カトレアさん、ここはハッキリ断ってーー。
「それじゃルテアの家は? 公爵家だけど」
動揺しまくるカトレアさんに向かい、ミリアリア様が追い打ちを掛けるかのように言葉を放つ。その表情は小悪魔がいたずらを仕掛けるような不敵な笑みが。

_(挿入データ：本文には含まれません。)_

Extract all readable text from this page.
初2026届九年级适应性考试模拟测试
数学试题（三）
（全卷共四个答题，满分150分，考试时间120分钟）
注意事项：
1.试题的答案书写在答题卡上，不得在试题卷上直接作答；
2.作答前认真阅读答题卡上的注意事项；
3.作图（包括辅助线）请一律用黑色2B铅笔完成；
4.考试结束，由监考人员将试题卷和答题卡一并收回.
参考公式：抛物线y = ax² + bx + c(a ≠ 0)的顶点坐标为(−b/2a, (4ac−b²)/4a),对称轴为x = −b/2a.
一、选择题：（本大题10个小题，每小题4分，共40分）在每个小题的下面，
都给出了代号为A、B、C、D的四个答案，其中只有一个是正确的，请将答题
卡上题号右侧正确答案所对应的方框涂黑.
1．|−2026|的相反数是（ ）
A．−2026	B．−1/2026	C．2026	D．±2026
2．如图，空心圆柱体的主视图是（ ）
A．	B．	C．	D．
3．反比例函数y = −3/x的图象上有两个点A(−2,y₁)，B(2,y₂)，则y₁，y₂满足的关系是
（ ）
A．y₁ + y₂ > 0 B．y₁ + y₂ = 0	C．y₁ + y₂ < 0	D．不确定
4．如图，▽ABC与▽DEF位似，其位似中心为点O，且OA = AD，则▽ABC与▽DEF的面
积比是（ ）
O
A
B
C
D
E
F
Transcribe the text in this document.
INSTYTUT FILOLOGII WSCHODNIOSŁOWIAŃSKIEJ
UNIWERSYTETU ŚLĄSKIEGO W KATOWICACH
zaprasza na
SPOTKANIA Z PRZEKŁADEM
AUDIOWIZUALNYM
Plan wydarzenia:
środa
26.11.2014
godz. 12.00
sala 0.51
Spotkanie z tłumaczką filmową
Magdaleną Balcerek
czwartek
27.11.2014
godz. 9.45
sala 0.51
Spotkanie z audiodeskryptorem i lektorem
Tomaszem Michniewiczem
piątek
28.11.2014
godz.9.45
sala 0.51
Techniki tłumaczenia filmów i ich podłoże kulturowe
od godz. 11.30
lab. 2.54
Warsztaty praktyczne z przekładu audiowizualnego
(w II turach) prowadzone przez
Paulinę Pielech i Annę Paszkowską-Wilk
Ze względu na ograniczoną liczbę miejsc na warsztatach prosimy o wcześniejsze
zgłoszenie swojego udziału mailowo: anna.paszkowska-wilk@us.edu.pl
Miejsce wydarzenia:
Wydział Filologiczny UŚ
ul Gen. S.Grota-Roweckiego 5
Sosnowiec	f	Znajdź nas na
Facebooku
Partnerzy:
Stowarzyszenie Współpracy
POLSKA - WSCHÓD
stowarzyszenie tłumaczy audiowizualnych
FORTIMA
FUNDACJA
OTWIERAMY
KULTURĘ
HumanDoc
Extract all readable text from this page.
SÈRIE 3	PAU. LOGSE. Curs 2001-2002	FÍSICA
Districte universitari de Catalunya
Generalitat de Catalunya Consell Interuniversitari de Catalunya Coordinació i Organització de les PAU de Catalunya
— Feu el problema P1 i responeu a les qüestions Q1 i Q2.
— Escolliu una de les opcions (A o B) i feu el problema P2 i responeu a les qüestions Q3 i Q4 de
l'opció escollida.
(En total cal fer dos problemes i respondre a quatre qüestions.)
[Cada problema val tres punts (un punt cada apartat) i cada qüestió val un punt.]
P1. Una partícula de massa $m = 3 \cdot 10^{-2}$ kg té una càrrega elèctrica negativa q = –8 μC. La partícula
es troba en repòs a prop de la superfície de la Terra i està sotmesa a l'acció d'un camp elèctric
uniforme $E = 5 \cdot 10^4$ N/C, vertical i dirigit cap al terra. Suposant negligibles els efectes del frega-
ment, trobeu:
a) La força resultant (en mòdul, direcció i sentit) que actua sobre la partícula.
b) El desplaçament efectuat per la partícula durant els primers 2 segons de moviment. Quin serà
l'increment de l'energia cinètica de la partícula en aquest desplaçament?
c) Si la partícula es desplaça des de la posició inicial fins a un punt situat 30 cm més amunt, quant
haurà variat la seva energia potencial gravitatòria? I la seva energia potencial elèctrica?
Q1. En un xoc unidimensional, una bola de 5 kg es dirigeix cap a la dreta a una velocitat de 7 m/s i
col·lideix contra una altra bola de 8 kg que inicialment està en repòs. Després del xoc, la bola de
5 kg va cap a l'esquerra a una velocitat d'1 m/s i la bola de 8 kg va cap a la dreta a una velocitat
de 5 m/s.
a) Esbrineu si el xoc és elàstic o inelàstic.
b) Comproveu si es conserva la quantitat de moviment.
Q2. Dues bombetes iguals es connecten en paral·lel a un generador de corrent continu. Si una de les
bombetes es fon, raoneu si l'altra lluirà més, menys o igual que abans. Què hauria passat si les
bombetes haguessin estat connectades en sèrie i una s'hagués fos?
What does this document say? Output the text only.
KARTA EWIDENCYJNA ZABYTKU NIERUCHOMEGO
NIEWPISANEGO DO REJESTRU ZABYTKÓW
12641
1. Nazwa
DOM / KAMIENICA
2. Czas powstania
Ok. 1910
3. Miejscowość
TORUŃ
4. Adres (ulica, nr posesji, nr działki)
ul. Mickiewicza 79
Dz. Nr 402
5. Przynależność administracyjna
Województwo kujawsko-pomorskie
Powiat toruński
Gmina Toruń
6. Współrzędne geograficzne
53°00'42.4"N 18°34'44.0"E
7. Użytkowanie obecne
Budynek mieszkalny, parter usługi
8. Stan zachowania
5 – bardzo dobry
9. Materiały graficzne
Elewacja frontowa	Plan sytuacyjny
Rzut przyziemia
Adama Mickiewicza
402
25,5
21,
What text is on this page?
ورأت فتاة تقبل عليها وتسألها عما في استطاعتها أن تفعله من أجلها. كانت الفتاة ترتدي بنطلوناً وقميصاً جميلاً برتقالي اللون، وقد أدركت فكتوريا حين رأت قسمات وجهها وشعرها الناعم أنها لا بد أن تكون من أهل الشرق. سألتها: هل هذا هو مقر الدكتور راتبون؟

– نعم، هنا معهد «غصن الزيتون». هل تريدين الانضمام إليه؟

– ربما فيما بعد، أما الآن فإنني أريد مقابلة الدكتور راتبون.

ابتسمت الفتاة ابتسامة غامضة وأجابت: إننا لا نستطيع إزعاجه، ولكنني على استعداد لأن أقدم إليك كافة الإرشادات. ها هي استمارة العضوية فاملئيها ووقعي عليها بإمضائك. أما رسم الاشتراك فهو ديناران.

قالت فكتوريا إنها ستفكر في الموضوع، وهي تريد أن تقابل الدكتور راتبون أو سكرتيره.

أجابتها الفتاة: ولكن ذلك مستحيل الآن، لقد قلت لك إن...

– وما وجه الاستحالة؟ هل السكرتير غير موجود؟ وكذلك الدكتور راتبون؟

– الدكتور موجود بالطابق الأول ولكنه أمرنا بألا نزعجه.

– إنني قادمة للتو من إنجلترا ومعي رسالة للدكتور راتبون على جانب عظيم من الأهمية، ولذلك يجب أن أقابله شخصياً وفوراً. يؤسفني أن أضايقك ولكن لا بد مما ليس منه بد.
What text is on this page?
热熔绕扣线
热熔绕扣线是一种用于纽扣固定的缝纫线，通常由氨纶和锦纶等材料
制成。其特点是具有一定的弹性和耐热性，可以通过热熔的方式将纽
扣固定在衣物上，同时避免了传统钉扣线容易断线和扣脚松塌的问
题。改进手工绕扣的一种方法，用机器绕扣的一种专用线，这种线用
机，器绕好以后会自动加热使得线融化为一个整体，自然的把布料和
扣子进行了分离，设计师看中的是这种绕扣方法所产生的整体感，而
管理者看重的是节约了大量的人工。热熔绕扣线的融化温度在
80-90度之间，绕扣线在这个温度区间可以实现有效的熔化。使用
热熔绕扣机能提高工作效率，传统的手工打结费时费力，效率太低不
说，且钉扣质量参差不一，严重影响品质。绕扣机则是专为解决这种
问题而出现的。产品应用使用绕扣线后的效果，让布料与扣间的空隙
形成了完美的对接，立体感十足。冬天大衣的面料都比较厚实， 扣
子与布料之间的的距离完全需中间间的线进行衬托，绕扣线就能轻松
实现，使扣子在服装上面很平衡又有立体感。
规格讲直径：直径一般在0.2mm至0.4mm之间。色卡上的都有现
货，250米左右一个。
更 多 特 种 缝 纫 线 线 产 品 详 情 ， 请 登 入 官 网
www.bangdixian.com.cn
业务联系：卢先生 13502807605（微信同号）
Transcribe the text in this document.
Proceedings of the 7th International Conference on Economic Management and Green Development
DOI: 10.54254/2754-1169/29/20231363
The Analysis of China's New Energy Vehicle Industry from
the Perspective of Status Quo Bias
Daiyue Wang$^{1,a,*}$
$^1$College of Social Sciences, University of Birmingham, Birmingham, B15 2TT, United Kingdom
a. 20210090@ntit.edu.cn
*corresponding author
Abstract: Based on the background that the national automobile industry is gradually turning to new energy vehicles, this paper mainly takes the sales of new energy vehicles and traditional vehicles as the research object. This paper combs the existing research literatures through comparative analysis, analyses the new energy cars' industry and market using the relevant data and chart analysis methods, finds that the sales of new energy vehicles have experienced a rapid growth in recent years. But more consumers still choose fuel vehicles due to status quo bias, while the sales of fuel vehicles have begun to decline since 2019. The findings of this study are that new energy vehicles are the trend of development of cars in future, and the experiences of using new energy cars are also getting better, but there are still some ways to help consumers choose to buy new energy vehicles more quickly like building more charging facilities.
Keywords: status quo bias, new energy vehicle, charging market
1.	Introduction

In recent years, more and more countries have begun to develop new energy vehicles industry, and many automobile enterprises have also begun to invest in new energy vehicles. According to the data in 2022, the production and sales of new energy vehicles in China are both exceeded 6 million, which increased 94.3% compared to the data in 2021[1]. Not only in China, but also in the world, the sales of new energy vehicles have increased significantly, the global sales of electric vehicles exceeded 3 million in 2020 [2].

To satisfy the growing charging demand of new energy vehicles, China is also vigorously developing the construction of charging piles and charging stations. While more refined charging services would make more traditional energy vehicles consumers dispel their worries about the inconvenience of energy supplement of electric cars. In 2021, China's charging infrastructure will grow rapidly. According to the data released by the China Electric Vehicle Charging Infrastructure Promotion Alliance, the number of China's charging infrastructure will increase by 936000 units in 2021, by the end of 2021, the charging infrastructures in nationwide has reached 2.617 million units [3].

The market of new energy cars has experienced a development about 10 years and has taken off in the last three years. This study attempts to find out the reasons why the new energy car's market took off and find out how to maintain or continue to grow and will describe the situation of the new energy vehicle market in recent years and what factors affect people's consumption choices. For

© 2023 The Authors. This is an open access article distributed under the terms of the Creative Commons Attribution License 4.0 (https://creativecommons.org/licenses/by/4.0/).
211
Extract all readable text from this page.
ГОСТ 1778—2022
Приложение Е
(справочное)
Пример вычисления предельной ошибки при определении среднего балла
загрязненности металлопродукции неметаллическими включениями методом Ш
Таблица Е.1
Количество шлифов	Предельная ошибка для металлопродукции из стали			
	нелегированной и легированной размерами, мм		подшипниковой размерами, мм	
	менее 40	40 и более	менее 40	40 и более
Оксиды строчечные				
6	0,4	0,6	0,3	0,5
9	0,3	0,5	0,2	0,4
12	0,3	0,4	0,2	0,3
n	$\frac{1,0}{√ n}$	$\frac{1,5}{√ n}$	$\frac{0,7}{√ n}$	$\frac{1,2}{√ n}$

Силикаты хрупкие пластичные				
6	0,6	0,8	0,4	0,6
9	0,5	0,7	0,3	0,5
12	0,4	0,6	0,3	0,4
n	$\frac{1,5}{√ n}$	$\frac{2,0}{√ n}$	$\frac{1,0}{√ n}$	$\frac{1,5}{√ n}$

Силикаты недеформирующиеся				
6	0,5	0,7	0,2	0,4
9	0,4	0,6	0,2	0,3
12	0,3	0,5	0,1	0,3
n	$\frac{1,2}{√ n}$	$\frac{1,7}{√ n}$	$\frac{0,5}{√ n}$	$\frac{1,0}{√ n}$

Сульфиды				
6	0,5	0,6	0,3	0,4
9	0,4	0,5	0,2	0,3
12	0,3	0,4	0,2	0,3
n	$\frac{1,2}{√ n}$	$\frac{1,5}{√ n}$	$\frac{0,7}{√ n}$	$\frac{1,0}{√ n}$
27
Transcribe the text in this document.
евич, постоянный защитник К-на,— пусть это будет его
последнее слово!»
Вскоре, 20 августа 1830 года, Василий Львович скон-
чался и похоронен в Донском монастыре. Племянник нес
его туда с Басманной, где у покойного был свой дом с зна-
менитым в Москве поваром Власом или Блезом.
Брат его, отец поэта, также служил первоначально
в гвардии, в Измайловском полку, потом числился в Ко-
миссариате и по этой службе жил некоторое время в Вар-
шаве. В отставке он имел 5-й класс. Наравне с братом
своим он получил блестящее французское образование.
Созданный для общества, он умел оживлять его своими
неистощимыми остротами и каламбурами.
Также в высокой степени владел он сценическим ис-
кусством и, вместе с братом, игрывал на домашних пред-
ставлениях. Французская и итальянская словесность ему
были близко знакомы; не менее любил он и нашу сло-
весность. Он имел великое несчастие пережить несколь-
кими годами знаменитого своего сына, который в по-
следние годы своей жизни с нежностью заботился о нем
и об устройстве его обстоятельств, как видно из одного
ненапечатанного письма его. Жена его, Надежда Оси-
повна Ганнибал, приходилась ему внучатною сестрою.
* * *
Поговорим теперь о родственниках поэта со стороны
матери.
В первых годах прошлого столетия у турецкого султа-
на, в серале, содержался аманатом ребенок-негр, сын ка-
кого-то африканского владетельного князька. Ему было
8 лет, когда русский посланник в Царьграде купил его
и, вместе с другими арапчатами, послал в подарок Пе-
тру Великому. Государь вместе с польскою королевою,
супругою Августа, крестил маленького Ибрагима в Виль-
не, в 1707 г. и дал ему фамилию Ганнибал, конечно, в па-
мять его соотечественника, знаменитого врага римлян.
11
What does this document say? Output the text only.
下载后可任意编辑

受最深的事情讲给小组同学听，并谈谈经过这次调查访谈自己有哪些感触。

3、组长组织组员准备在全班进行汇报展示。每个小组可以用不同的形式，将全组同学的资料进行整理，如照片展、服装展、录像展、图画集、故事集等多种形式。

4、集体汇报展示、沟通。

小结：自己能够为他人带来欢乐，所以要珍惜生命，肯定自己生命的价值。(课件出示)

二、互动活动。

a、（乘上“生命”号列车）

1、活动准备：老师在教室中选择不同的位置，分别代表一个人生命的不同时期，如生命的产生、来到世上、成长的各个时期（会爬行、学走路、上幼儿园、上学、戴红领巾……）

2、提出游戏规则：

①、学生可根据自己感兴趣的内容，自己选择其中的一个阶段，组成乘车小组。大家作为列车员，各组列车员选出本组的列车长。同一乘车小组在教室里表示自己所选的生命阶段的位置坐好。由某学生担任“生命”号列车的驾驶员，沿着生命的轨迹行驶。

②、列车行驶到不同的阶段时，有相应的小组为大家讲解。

「ル、ルテアさんの家? め、滅相もございません、私ごときが公爵様のお屋敷に行くなんてとんでもない!!」
ルテアさんの言葉を聞いたカトレアさんが悲鳴に近い言葉で必死に断る。だけど、それ罠だから!
「じゃ私の家でいいわよね?」
「は、は、はい!」
カトレアさんのばかぁーーー!
ミリアリア様なんて必死で笑いを我慢してるわよ!
「そういえばまだ名乗ってなかったわね。私はミリアリア・レーネス・レガリア、ミリィでいいわよ」
「……ミリアリア・レーネス? れがりあ……さまぁ!?」
カトレアさんは壊れたカラクリ人形のように顔だけをこちらを向け、涙目で私に助けを求めてきたけど……うん、ごめん、もう手遅れだから。
そっと視線を避けるのだった。
この後、さらに侯爵家のご令嬢という人物が現れ、私とカトレアさんの脳が完全にショートするのだった。